L’offensive scolaire de l’Eglise catholique est vigoureuse et innovante. Elle s’appuie sur ses amitiés politiques et sur un mouvement de parents d’élèves très dynamique : les associations de parents d’élèves de l’enseignement libre (APEL) [5]. La riposte du SNI s’exerce dans ces deux domaines, au moyen d’outils nouveaux.

La création d’outils laïques pour la confrontation

Sur le plan politique, le SNI s’emploie à réunir toutes les forces susceptibles de défendre l’école laïque et à leur offrir une structure d’accueil pour coordonner leurs efforts. Dès la fin de l’année 1945, un rapport de Paul Delanoue annonce la création d’un Cartel d’action laïque, comprenant syndicats, associations et partis politiques [6]. Le comportement de l’adversaire légitime à leurs yeux l’incursion dans le champ politique. La part déterminante prise par le SNI dans la constitution du Cartel constitue une novation ; elle inscrit les instituteurs au cœur du mouvement laïque, à égalité avec la puissante Ligue de l’Enseignement.
La même remarque vaut pour la Fédération des Conseils de Parents d’Elèves. Dès juin 1945, Paul Delanoue propose la création d’une association des parents d’élèves de l’école laïque, afin d’élargir les soutiens de l’école publique [7]. Sa mise en place est confiée à la Ligue de l’Enseignement, mais le SNI conserve un rôle majeur, d’autant que l’association est réservée aux parents d’élèves de l’enseignement primaire. Michel Vernus explique qu’un « principe est recommandé – pas toujours appliqué : le secrétaire départemental doit être le responsable de la commission “action laïque” du SNI. » [8] Un débat divise les laïques à cette occasion : la nouvelle association doit-elle entrer dans l’Union Nationale des Associations Familiales pour combattre l’influence catholique dans le mouvement familial ? Le SNI s’y oppose et obtient gain de cause. Une autre discussion aboutit à l’abandon du terme de « vigilance », d’origine communiste, dans le nom de l’association [9]. Il est critiqué pour son aspect combatif qui risquerait d’écarter des parents modérés. C’est ainsi que naît la FCPE, promise à un grand avenir.
Cependant, ces innovations ne résolvent pas la question du contenu à donner au combat en faveur de l’enseignement public, d’autant qu’elle relève de la division nouvelle du syndicalisme enseignant entre sa majorité républicaine-laïque et une minorité « unitaire » renforcée par la Résistance.

L’accueil des propositions unitaires de redéfinition de la bataille laïque

Paul Delanoue profite de l’importance stratégique de sa fonction dans le SNI pour proposer d’atténuer l’aspect laïciste du discours syndical, au nom de la lutte des classes. Quelle réception obtient ce nouveau discours ?
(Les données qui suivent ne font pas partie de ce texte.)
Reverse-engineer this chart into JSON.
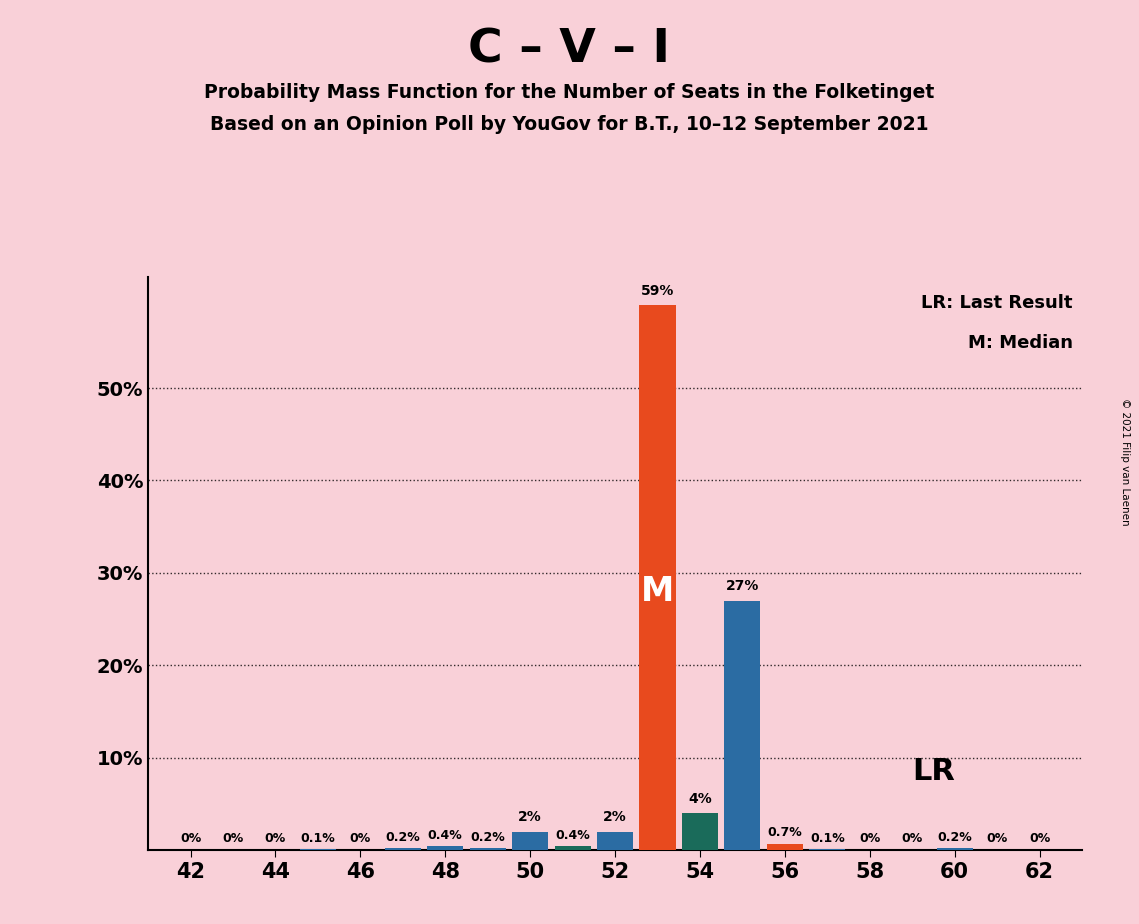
{
  "title": "C – V – I",
  "subtitle1": "Probability Mass Function for the Number of Seats in the Folketinget",
  "subtitle2": "Based on an Opinion Poll by YouGov for B.T., 10–12 September 2021",
  "copyright": "© 2021 Filip van Laenen",
  "background_color": "#f9d0d8",
  "bar_color_orange": "#e84a1e",
  "bar_color_blue": "#2b6ca3",
  "bar_color_teal": "#1a6b5a",
  "seat_probs": {
    "42": 0.0,
    "43": 0.0,
    "44": 0.0,
    "45": 0.1,
    "46": 0.0,
    "47": 0.2,
    "48": 0.4,
    "49": 0.2,
    "50": 2.0,
    "51": 0.4,
    "52": 2.0,
    "53": 59.0,
    "54": 4.0,
    "55": 27.0,
    "56": 0.7,
    "57": 0.1,
    "58": 0.0,
    "59": 0.0,
    "60": 0.2,
    "61": 0.0,
    "62": 0.0
  },
  "seat_labels": {
    "42": "0%",
    "43": "0%",
    "44": "0%",
    "45": "0.1%",
    "46": "0%",
    "47": "0.2%",
    "48": "0.4%",
    "49": "0.2%",
    "50": "2%",
    "51": "0.4%",
    "52": "2%",
    "53": "59%",
    "54": "4%",
    "55": "27%",
    "56": "0.7%",
    "57": "0.1%",
    "58": "0%",
    "59": "0%",
    "60": "0.2%",
    "61": "0%",
    "62": "0%"
  },
  "seat_colors": {
    "42": "blue",
    "43": "blue",
    "44": "blue",
    "45": "blue",
    "46": "blue",
    "47": "blue",
    "48": "blue",
    "49": "blue",
    "50": "blue",
    "51": "teal",
    "52": "blue",
    "53": "orange",
    "54": "teal",
    "55": "blue",
    "56": "orange",
    "57": "blue",
    "58": "blue",
    "59": "blue",
    "60": "blue",
    "61": "blue",
    "62": "blue"
  },
  "median_seat": 53,
  "lr_seat": 56,
  "xlim": [
    41.0,
    63.0
  ],
  "ylim": [
    0,
    62
  ],
  "xticks": [
    42,
    44,
    46,
    48,
    50,
    52,
    54,
    56,
    58,
    60,
    62
  ],
  "yticks": [
    10,
    20,
    30,
    40,
    50
  ],
  "ytick_labels_left": [
    "10%",
    "20%",
    "30%",
    "40%",
    "50%"
  ],
  "ytick_positions_left": [
    10,
    20,
    30,
    40,
    50
  ],
  "legend_lr": "LR: Last Result",
  "legend_m": "M: Median",
  "bar_width": 0.85
}
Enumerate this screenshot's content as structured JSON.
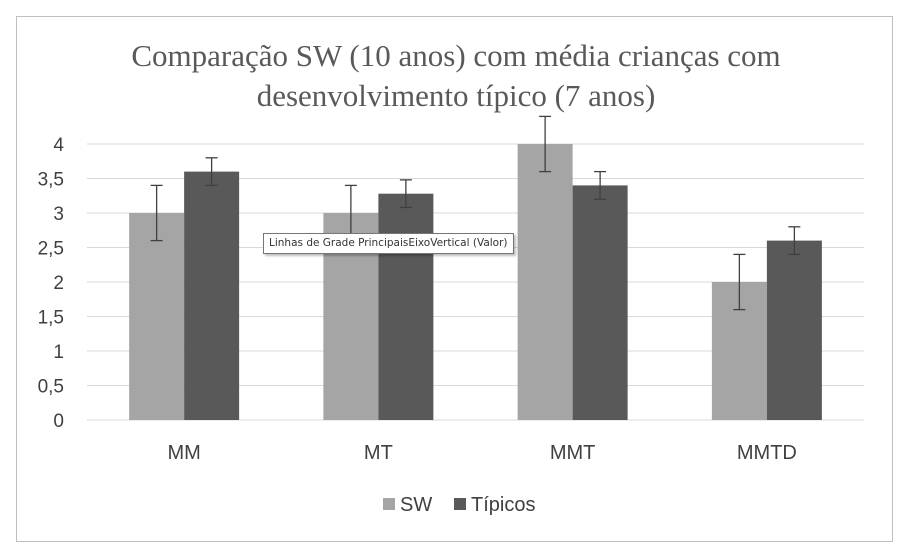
{
  "chart_data": {
    "type": "bar",
    "title_lines": [
      "Comparação SW (10 anos) com média crianças com",
      "desenvolvimento típico (7 anos)"
    ],
    "categories": [
      "MM",
      "MT",
      "MMT",
      "MMTD"
    ],
    "series": [
      {
        "name": "SW",
        "color": "#a5a5a5",
        "values": [
          3.0,
          3.0,
          4.0,
          2.0
        ],
        "error": [
          0.4,
          0.4,
          0.4,
          0.4
        ]
      },
      {
        "name": "Típicos",
        "color": "#595959",
        "values": [
          3.6,
          3.28,
          3.4,
          2.6
        ],
        "error": [
          0.2,
          0.2,
          0.2,
          0.2
        ]
      }
    ],
    "ylim": [
      0,
      4
    ],
    "yticks": [
      0,
      0.5,
      1,
      1.5,
      2,
      2.5,
      3,
      3.5,
      4
    ],
    "ytick_labels": [
      "0",
      "0,5",
      "1",
      "1,5",
      "2",
      "2,5",
      "3",
      "3,5",
      "4"
    ],
    "grid": true,
    "legend_position": "bottom"
  },
  "tooltip": {
    "text": "Linhas de Grade PrincipaisEixoVertical (Valor)"
  }
}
Le nouveau discours porté par Paul Delanoue

Les communistes sont traditionnellement gênés par le clivage généré par la laïcité, qui risque à leurs yeux de détourner les travailleurs croyants du combat de classe. En 1932, les premiers enseignants communistes menaient campagne contre le cinquantenaire de l’école laïque, en assimilant celle-ci à l’école privée [10]. En même temps, existait une Association des travailleurs sans Dieu, liée au PCF, et dans laquelle militait son futur responsable des questions de l’enseignement, Georges Cogniot [11]. A partir du Front Populaire, la direction du PCF opère un double tournant en faveur d’une part d’une appropriation de l’héritage républicain, et d’autre part de la politique de la main tendue aux catholiques. Pour harmoniser le marxisme et l’héritage des Lumières, les communistes redéfinissent la laïcité sur certains points, en particulier en l’inscrivant dans une vision de classe de la société. Cette opération transforme la lutte laïque en combat secondaire, susceptible d’être sacrifié à d’autres impératifs. Justement, la participation des communistes à un gouvernement tripartite en compagnie du MRP et surtout le développement de contacts avec des chrétiens « progressistes » impose en 1945 de relativiser l’importance de la question laïque.
S’il est délicat d’évaluer l’influence de ces considérations politiques sur les orientations promues par le courant unitaire, il n’en reste pas moins que celui-ci s’oppose au laïcisme en vogue chez les instituteurs. Paul Delanoue évoque ses « camarades catholiques de la Résistance » [12]. Il critique même la « mystique laïque » du SNI, qui aboutit à une « forme de pensée figée » : « Toute mystique a non seulement ses dogmes, mais encore ses exclusives, ses méfiances et ses chapelles. » [13] La laïcité perd donc chez lui le caractère englobant qu’elle revêt dans la conception des réformistes du SNI. Paul Delanoue refuse de « ressusciter certaines querelles qui nous détourneraient de la lutte contre l’ennemi principal : les trusts » [14]. Il rejette toute tentation de réveiller les luttes religieuses et présente la laïcité comme une formule de compromis :
« Dans un pays comme le nôtre, où différentes religions et l’athéisme existaient côte à côte, et où bien souvent la religion était beaucoup plus une tradition qu’une foi ou une croyance, la laïcité était et est la seule solution possible. L’école laïque a donc un caractère d’universalité incontestable : c’est l’école de tous, c’est celle qui permet de faire l’union. » [15]
Cette citation offre un bel exemple de glissement sémantique entre la laïcité d’Etat et la laïcité scolaire, et prouve que les acteurs de ce combat n’effectuent pas encore cette distinction. Ils appréhendent toujours la laïcité par le prisme scolaire.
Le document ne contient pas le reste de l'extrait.